Sahi, hiç böyle hayal etmemiştim ilk gününü ölümün. Oysa her gece bilmem kaç kere girmiştim o tabutların içine, bilmem kaç kere örtülmüştü bedenim toprakla. Birkaç çiçek gelirdi başıma, birkaç damla gözyaşı düşerdi taşıma. Ben ise sonsuz kızıllığın içinde bir yerlerdeydim. Filmlerde herkes beyaz ışığın peşinden giderdi, ben her gece o kızıllığı arzulardım. Ateşlerin ortasında dans eder, kül yağmurlarında yıkanırdım. Aklar düşerdi saçlarıma. Kızıllığın tam ortasında damla damla kan akan bir çeşme vardı, ağzımı dayar ona saatlerce içer doymazdım. İçimdeki yaşamı beslerdim her ölüşümle, hiç doymazdı. Her gün biraz daha, her gece bir ölüm daha…

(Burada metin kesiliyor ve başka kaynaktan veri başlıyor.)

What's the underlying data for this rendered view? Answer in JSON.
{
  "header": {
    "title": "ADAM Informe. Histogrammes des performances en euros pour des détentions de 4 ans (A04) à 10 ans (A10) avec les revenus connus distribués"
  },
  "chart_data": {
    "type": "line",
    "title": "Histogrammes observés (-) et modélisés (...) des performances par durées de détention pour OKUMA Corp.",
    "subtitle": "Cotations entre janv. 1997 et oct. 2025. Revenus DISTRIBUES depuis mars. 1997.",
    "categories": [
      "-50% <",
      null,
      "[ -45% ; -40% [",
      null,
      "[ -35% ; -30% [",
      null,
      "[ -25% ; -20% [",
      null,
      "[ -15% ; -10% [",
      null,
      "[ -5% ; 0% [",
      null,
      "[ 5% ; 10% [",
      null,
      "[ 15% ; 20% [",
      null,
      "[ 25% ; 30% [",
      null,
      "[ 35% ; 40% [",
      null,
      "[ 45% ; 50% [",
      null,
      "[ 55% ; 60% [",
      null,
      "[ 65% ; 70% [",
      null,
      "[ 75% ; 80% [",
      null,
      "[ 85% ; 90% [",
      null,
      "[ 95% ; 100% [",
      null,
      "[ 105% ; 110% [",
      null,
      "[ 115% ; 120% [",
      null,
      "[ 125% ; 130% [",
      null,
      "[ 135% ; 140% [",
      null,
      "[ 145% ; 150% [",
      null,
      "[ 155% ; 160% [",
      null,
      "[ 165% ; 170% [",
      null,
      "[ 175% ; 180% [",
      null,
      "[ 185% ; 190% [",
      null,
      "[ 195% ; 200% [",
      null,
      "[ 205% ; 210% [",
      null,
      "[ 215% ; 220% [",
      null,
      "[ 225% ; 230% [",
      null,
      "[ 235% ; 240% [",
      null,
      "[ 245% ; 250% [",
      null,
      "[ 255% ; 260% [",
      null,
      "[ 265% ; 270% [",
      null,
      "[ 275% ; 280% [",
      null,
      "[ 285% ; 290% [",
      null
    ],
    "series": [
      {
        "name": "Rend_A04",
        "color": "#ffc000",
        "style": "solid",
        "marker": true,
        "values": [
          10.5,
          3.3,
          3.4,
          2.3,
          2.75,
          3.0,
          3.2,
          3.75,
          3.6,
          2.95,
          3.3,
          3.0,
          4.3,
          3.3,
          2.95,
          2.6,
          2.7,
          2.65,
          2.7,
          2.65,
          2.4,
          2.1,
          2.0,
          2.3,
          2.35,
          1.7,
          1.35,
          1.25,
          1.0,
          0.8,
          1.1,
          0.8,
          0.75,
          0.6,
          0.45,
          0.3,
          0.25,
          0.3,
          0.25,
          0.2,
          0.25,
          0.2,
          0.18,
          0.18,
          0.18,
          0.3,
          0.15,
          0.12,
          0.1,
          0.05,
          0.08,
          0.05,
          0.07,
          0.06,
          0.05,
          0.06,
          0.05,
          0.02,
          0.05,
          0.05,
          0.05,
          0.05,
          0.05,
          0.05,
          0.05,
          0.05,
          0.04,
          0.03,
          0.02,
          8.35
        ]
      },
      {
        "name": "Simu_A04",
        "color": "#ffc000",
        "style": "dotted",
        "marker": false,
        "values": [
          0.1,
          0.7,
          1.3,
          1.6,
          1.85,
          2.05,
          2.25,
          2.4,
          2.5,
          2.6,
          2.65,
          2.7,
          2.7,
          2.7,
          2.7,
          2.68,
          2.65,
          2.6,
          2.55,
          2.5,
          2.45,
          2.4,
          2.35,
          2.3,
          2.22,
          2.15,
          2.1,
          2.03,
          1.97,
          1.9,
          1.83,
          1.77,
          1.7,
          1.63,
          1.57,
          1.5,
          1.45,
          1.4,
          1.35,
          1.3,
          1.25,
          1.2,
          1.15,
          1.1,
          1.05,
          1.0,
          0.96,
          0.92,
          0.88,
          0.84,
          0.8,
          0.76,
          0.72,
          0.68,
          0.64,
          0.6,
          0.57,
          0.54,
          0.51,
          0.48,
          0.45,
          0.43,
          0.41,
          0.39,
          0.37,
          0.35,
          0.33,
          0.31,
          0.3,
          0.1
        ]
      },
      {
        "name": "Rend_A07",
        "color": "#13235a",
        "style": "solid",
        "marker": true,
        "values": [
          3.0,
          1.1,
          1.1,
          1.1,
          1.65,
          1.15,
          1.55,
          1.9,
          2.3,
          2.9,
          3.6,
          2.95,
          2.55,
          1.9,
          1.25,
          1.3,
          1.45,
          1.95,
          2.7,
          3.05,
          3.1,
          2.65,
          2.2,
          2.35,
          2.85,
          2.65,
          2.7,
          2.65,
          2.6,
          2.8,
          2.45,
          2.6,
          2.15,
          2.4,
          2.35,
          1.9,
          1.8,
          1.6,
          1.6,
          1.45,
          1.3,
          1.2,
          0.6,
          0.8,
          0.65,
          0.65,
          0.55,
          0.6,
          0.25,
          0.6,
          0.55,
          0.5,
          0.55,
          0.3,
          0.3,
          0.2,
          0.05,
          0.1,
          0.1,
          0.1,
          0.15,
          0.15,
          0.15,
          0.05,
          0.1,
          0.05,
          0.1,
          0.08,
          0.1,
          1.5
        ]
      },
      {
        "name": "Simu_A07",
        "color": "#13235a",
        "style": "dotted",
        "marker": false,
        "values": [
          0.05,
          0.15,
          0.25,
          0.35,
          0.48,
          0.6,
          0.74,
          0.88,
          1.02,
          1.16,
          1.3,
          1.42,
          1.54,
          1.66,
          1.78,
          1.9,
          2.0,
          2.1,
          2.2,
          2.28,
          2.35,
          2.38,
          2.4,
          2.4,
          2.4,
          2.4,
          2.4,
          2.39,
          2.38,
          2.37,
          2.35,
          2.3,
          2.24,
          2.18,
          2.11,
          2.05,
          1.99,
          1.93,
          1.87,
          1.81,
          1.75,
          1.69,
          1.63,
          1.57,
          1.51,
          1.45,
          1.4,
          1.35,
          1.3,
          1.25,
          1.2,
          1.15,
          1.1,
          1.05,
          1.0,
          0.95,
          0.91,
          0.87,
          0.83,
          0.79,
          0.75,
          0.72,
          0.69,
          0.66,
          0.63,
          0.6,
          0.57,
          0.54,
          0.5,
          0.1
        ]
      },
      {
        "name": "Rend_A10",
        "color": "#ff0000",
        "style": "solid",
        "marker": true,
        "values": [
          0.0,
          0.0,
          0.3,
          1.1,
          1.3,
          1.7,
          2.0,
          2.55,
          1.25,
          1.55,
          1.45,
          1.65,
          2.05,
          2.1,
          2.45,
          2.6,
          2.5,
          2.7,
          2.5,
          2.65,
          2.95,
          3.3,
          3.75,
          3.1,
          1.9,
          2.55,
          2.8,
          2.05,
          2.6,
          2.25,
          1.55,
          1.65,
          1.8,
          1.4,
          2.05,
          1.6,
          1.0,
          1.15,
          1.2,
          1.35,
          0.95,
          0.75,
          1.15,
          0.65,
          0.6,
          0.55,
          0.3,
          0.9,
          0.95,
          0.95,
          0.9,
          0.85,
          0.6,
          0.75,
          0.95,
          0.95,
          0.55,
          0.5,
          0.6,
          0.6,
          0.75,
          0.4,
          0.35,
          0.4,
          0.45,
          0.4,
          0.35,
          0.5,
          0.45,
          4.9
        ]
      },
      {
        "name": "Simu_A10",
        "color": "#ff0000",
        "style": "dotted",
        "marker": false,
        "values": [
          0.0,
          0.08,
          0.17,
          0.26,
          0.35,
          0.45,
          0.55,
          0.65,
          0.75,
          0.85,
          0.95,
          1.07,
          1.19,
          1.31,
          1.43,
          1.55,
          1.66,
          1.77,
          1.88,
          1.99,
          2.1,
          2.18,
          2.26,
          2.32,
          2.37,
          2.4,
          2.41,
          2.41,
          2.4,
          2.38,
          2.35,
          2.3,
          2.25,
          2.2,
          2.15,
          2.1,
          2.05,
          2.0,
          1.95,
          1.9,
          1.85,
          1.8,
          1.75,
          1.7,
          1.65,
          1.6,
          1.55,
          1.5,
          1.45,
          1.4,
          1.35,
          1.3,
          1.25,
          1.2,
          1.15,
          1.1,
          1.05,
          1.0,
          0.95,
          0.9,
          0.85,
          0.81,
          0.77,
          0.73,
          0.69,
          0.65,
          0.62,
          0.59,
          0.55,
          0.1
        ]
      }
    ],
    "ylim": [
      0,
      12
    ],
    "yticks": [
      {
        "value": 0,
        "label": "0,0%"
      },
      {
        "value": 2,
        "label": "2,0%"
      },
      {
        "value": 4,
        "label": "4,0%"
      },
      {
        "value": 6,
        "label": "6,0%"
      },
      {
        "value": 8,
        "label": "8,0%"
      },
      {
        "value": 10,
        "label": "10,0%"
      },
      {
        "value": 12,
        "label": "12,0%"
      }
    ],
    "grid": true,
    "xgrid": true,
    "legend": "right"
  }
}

Oysa şimdi bir karanlığın ortasındayım; başımda çiçeğim, taşımda yaşım yok. Hani beni her gece peşinden sürükleyen kızıllığım… Ateşler yok, dört yanım buz kırağı üşüyorum. Kızgın kan damlaları düşüyor gökten tenime, irkiliyorum. Saçlarıma düşmüyor aklar, korkuyorum.
Tanrım, duy sesimi ilk kez ölmüyorum! Kimin bu etrafımdaki yabancı ayak sesleri, hani benim içimi huzurla dolduran kızıllığım…
Tanrım, bir güneş yerleştir göğe yalvarırım, bu karanlık boğuyor beni. Bak, kirlenmiş üstüm başım, yağsın gökten kül yağmurlarım, bu kan yakıyor tenimi.
Tanrım, yaşamım ölüyor bir yerlerde hissediyorum, ne olur dilime kondur bir damla kanı… Yoksa nasıl göreceğim bir daha Ferzâh’ı?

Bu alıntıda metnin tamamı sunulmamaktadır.